Eventually, that feeling of leaf-like movement abated in the first float and a stillness overtook me. I tried moving my arms around to find the maximally relaxing position. All positions were maximally relaxing. The water was heated to the human body temperature. If I concentrated on the sensations on my skin, I could still tell the difference between the water temperature and the air temperature. But sometimes even that sensation disappeared.

I normally cringe at comparisons between the human brain and computers, but some Millennial tech-tinkerers will remember that years ago you could cure a computer of some of its slowness by defragging the hard drive. Flotation feels like defragging the Human Biocomputer.

It’s not without discomforts. If you absent-mindedly attempt to scratch an itchy nose in the tank, that salty water will get in your eyes and sting like crazy. Usually a fresh-water squirt bottle is within reach to help you recover. As you dip into the tub, any cut on your skin, usually one you didn’t know you had, will be revealed to you through a very memorable lash of pain.
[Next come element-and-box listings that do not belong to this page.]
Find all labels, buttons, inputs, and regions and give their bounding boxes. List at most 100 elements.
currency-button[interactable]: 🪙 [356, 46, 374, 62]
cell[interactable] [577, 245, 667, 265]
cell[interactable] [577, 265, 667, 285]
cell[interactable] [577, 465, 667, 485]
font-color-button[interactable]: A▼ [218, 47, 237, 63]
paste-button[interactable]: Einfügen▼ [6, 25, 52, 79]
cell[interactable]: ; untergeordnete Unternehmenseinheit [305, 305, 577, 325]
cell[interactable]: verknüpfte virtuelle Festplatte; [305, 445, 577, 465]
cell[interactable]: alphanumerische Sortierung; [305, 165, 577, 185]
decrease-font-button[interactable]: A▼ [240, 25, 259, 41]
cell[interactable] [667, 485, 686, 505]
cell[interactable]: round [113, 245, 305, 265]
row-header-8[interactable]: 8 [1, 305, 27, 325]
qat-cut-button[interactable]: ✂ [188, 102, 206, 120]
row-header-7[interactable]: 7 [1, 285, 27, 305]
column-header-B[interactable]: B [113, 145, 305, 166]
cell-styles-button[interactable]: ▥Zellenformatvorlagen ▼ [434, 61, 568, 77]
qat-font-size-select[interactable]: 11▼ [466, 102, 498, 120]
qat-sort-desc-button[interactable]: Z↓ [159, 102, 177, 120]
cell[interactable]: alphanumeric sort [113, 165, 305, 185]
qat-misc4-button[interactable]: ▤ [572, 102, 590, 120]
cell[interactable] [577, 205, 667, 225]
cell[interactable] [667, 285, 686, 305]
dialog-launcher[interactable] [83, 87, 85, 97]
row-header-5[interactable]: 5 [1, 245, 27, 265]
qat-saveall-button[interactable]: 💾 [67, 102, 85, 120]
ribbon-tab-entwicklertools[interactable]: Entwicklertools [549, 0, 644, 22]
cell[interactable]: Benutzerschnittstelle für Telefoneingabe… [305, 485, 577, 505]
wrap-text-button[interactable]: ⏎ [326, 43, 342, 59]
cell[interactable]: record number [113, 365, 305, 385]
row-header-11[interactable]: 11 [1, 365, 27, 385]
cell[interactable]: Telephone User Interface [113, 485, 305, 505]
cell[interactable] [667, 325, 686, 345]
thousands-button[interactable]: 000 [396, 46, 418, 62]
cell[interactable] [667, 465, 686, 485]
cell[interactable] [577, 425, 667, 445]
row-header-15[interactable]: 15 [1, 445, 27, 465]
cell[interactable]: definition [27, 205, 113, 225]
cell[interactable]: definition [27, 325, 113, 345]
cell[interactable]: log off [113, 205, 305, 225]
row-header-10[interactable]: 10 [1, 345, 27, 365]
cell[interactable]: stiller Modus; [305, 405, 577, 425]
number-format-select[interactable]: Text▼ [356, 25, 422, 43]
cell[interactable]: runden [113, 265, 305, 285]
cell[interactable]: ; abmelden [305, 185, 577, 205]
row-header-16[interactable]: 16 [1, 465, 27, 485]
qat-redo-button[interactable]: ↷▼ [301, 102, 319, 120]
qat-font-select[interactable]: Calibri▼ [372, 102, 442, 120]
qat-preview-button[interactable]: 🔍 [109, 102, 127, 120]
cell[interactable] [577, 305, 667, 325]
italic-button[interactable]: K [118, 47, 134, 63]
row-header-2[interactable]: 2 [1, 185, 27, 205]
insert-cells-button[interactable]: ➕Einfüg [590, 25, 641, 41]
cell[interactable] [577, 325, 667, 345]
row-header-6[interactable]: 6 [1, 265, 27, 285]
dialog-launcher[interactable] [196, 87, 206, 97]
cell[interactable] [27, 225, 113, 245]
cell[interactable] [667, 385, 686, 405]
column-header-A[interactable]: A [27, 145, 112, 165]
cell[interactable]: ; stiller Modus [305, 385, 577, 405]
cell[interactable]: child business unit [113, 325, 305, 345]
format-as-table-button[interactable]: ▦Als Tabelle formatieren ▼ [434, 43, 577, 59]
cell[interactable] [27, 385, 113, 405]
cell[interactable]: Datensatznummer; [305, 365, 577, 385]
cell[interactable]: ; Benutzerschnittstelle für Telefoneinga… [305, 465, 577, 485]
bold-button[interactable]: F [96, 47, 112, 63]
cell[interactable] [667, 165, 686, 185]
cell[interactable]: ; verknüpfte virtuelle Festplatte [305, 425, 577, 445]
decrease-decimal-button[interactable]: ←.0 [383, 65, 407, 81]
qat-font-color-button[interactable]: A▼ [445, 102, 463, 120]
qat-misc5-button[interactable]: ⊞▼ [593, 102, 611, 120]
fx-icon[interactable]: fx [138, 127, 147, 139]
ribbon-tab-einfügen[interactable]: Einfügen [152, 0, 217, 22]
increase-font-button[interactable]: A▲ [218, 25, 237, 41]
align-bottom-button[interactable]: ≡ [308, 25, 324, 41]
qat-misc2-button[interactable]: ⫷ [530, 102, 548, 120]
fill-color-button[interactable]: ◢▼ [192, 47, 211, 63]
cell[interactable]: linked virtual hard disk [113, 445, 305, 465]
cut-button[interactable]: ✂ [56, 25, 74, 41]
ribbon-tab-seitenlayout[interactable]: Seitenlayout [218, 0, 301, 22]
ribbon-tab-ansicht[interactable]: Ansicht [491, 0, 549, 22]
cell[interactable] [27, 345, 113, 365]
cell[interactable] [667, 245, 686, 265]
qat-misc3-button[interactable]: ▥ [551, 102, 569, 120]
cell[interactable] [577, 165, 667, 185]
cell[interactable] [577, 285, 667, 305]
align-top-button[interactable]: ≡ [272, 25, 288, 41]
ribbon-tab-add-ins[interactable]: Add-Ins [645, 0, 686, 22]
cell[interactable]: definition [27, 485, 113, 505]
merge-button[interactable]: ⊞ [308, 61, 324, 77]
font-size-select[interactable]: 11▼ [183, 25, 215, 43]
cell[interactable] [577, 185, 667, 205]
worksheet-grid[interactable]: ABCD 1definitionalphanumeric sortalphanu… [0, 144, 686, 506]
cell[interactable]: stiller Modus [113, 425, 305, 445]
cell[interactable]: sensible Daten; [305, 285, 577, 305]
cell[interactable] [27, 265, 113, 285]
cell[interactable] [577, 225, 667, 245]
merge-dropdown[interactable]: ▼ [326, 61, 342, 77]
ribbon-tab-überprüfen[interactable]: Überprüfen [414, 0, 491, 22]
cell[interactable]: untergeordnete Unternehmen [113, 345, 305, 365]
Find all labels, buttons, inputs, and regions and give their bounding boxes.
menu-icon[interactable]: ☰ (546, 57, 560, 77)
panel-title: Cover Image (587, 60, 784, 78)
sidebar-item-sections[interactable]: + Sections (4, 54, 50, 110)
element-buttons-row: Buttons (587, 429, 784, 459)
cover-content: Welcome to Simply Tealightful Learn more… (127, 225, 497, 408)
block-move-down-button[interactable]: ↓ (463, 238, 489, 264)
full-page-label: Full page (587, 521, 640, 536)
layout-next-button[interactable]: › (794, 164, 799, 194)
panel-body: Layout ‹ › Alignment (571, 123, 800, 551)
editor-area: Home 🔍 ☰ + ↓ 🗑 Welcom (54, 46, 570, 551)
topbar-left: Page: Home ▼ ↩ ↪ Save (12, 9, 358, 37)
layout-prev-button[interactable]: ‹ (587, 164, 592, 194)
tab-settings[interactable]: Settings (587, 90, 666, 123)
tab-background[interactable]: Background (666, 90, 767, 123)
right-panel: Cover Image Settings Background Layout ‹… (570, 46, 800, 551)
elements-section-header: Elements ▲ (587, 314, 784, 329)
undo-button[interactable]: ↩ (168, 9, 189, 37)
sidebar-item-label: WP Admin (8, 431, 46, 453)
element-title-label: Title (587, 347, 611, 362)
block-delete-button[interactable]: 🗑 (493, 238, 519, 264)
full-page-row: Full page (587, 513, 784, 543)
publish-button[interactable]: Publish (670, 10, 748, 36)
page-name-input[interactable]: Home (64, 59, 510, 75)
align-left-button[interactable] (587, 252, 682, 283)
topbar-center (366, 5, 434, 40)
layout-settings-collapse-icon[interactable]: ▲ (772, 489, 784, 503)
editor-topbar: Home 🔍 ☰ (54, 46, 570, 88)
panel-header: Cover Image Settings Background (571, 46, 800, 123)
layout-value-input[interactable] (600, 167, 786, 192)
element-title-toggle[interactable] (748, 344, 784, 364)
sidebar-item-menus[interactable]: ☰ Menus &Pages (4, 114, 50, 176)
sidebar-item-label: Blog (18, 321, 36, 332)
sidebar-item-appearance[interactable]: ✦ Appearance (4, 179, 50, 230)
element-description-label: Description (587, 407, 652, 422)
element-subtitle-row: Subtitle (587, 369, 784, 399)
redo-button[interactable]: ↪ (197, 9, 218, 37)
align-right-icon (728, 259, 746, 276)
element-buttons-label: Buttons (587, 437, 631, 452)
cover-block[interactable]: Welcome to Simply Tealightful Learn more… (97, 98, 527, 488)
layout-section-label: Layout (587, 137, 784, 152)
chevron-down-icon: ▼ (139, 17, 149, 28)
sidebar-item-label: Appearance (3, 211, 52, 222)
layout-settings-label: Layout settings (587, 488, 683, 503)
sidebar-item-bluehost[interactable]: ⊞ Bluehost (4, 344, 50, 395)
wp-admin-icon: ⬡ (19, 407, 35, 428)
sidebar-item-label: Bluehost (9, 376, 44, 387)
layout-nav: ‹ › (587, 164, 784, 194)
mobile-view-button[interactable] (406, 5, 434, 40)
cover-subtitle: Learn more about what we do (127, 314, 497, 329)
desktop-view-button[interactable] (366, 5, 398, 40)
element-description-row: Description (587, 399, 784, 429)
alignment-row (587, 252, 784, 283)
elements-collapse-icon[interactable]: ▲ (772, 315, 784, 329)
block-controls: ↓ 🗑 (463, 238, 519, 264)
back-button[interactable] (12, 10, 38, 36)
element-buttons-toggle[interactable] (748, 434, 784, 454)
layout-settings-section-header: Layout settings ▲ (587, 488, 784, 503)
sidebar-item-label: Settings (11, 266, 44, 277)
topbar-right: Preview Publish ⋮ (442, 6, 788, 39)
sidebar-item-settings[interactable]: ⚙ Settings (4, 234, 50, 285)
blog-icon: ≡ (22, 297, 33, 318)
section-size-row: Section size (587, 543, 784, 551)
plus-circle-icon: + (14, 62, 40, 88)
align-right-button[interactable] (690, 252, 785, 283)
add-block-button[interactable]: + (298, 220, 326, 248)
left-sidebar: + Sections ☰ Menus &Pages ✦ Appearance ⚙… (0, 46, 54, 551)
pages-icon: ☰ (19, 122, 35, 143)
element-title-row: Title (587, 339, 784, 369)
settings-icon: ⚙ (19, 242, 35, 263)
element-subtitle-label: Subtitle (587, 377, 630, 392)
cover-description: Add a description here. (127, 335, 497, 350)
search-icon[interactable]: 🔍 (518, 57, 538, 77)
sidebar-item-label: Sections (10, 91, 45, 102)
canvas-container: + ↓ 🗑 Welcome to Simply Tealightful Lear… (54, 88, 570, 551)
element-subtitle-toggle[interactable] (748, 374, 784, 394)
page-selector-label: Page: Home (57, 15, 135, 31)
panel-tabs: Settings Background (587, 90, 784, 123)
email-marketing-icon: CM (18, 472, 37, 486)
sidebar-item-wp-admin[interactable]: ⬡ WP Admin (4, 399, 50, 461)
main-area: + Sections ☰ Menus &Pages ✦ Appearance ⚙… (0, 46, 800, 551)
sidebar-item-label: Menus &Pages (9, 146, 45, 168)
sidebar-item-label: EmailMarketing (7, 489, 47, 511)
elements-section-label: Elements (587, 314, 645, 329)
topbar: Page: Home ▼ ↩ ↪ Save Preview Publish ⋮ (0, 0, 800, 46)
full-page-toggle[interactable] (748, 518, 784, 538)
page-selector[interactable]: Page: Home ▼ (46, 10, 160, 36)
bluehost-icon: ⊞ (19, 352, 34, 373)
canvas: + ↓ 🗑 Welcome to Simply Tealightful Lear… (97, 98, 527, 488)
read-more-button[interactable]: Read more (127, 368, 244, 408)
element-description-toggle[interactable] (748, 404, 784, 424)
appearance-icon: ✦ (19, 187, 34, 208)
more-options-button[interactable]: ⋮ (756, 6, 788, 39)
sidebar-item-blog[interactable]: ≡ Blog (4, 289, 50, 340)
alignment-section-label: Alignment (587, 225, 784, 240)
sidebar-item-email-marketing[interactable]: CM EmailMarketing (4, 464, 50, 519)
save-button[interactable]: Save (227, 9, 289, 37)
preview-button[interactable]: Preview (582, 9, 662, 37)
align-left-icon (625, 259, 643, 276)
But those sensations disappear quickly enough.

Really, I think of flotation like “screen therapy.” It seems to reverse some of the anxiety or stress that we inflict on ourselves by constantly using backlit screens — monitors, television sets, and smartphones. You might think you would fall asleep if placed in the dark and deprived of sensory input, but I tend to feel more intensely aware and awake in the tank, even as it primes me for reverie. Flotation also seems to help with several mysterious hitches in my body. My habitually tight pectoral minor muscles and the soreness in my right hip disappear or are relieved by that dip in the dark.

When I was young, we went on vacations to Jefferson, Maine. At night – sometimes along with a girl staying in one of the other cabins at the site — I’d lie in a grassy field and hunt for meteors in the great darkness above. At that time of year, the Indian summers turned to a dewy chill after dark. The stillness of a night sky conveyed nothing to me but a sense of awe, humility, and even piety. Now if I went back, I think I couldn’t escape the knowledge that the same still night sky is conveying text messages, emails, and Instagram photos about the enviable lives of my peers. But in the flotation tank, I’ve snatched back some of the darkness, stillness, and silence from the modern world. And though it is no substitute for religious practice, I do in fact feel that I’ve gotten a cheating glimpse of the “Habit of Perfection” Gerard Manley Hopkins wrote about in his poem. A state of being where Silence sings, lips are lovely dumb, and one has eyes “shelled . . . with double dark” to “find the uncreated light.”